There is a set of regression tests for find, located here. Please run through the entire set of tests after modifying find, and if possible, add a new test which will detect regressions in the bug you are fixing. Although these find tests are not an official part of the QA acceptance tests, running them regularly will make it much easier to detect regressions.
Hints on likely places that might need work
If you're reading this, it's probably because you have a bug that needs fixing. Here are some areas known to need work, and where to look:
- Support for languages which use more than one doublewide character per group. The usage of t1b and t2b might be all that need be modified for this. Perhaps we need a tMultiByte option everywhere we now deal with t1b and t2b. You'll need to be able to iterate forward and backward in the string from the position of tMultiByte. If that's not straightforward, then you might have to define iterators which do what we currently do now in the single and double byte case, but do more work to implement forward and backward iteration in the multibyte case. Perhaps you could make a small class with an interator operator on it, which encapsulates the one- vs-two- vs-multiple byte string. If you're feeling ambitious, you could make a derivative of our string classes which handles text fragments of varying length; this would be useful in other areas as well, but writing it in a way that doesn't slow down find performance (no string copies!) might be challenging.

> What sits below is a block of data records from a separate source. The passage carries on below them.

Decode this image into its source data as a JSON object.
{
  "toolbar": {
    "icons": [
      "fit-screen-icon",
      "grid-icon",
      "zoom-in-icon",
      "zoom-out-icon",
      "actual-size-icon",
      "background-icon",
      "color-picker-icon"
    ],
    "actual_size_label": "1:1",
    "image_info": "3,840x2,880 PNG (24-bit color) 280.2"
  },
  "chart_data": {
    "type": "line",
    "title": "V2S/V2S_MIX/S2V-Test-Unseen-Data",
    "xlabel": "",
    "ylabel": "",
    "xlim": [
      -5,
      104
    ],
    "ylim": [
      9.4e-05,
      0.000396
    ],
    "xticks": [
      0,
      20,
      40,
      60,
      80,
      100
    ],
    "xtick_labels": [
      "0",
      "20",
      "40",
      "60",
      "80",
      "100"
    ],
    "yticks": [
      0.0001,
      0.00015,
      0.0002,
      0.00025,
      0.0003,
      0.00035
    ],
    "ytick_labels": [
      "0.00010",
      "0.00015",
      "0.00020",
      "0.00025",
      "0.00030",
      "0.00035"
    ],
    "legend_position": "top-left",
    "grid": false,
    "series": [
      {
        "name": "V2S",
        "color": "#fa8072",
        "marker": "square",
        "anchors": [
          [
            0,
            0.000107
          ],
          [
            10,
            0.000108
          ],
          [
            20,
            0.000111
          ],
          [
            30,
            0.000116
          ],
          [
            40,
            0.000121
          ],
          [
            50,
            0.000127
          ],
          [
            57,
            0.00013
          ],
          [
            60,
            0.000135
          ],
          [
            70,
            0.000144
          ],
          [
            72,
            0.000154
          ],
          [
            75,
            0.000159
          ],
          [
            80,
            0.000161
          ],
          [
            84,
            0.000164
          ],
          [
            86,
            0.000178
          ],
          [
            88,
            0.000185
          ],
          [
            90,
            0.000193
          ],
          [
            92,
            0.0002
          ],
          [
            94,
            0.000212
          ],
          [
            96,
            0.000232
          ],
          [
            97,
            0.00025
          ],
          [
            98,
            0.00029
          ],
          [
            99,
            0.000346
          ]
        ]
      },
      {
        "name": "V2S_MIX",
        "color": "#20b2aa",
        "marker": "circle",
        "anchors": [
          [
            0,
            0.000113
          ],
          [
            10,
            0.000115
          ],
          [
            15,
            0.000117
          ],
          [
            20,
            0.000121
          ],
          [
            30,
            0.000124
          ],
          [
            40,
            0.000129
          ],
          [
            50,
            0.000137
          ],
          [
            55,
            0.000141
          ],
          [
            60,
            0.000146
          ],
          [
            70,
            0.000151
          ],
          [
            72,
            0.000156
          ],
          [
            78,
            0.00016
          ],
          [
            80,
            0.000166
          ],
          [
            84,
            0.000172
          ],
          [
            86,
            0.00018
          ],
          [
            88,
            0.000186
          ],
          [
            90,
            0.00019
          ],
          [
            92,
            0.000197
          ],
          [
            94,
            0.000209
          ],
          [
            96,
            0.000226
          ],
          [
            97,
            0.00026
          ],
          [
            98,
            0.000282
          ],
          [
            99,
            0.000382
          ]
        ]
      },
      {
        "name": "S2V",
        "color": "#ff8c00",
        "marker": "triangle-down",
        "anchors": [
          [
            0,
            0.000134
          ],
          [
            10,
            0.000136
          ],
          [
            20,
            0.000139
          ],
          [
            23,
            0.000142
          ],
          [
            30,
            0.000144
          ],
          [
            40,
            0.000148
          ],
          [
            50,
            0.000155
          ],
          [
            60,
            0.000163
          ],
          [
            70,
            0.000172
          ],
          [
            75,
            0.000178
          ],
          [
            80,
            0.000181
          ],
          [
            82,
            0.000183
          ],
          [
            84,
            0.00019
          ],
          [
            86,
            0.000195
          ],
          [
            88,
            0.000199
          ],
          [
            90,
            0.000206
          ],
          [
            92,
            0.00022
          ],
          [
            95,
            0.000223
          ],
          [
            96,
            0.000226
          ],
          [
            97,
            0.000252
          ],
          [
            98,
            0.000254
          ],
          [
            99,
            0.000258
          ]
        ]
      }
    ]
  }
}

- Off-by-one problems: be careful of when
findex
andpindex
are incremented, and to where they are reset. It's easy to get off by one here when you're adding new code, and it's certainly possible that there are off-by-one bugs still lurking in the present code. If you have to change the wayfindex
andpindex
are incremented or reset, be sure to comment what you're doing (it's way too easy to get lost in this code without comments) and run through the regression tests completely. - Wildcard searching (bug 32641) and whole word only (bug 14871): unfortunately, we won't be able to leverage anything already written for our nsAString classes, because of the one- vs two- byte problem, the fact that we can't copy for performance reasons, and the need to match both forward and backward. I think the best way to inplement wildcard searching is to do something like what we already do for whitespace: use a flag to keep track of whether we're in a match, and increment findex but not pindex as long as the wildcard continues to match. This sounds not too hard, but I expect it will take some debugging to get it right. Perhaps wildcards and spaces can be combined into a more general concept.
- Extending find to look through nodes other than text nodes (bug 158757). This will require changes (probably fairly straightforward) in two places: one in NextNode(), with perhaps also a little work in SkipNode; and a change in the code segment where we get the text out of the text node, which currently assumes a text node.